On June 1, 2006, TUF started broadcasting digital terrestrial television. Following the 2011 Tōhoku earthquake and tsunami, MIC posponed the analog shutdown date in the heavily affected prefectures (Iwate, Miyagi and Fukushima), as such, its analog signal was switched off on March 31, 2012.

==Programming==
The station's first eneing news program was Wide U Fukushima (ワイドユー福島), which aired in the 6-6:30pm timeslot on weeknights at launch. In 1987, its ratings exceeded 10%. In 1990, Wide U Fukushima was replaced by News no Mori Fukushima (ニュースの森ふくしま), following the network's pattern. Since 2016, its evening news program is NSta Fukushima (Nスタふくしま)

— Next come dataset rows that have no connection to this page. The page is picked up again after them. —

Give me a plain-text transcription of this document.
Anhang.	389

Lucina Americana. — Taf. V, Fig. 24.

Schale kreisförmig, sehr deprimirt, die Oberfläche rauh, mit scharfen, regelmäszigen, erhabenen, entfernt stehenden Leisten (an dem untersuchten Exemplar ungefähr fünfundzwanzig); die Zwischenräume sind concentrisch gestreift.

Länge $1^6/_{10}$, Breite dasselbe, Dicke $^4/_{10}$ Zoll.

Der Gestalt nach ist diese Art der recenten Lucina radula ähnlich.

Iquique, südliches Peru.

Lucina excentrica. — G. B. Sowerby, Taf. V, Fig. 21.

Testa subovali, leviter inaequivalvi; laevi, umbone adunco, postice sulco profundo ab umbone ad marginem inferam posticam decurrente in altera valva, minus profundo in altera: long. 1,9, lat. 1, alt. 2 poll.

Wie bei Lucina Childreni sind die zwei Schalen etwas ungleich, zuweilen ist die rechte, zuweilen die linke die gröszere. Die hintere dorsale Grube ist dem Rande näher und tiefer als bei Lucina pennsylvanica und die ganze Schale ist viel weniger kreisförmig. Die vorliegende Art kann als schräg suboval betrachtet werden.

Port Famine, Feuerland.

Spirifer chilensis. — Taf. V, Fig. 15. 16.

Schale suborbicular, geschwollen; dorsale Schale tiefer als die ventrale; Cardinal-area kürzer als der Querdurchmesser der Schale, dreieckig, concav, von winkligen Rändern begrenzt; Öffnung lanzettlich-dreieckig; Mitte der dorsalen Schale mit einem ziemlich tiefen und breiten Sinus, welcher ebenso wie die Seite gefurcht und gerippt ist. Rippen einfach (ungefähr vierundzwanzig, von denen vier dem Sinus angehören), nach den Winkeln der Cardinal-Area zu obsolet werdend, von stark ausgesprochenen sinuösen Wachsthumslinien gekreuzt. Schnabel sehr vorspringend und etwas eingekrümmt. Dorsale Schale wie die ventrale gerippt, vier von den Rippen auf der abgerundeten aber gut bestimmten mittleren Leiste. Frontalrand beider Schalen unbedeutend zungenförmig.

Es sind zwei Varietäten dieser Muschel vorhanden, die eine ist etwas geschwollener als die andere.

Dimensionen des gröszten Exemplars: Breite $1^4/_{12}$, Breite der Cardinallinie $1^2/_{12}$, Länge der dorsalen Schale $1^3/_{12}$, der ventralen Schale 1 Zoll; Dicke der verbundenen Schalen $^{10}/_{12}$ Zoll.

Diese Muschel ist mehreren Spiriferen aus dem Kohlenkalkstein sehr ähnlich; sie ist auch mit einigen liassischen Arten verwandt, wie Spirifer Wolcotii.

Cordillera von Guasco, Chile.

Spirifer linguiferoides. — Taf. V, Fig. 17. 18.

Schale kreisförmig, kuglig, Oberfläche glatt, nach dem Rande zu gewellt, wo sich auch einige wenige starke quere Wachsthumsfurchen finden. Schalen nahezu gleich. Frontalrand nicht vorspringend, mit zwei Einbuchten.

In 1984, TUF produced its first music program, Sound Peach (サウンドビーチ) and the daily program Hello From the Corner (街角からのこんにちは). Sound Beach extended its length in 1986 from just ten minutes to a full hour. In 1987, it assisted in the production of two editions of the TBS-produced The Best Ten. Since 2021, its daily entertainment program is Chan6 (ちゃんろく。). Fukushima SHOW (ふくしまSHOW) is the station's only large-scale evening entertainment program.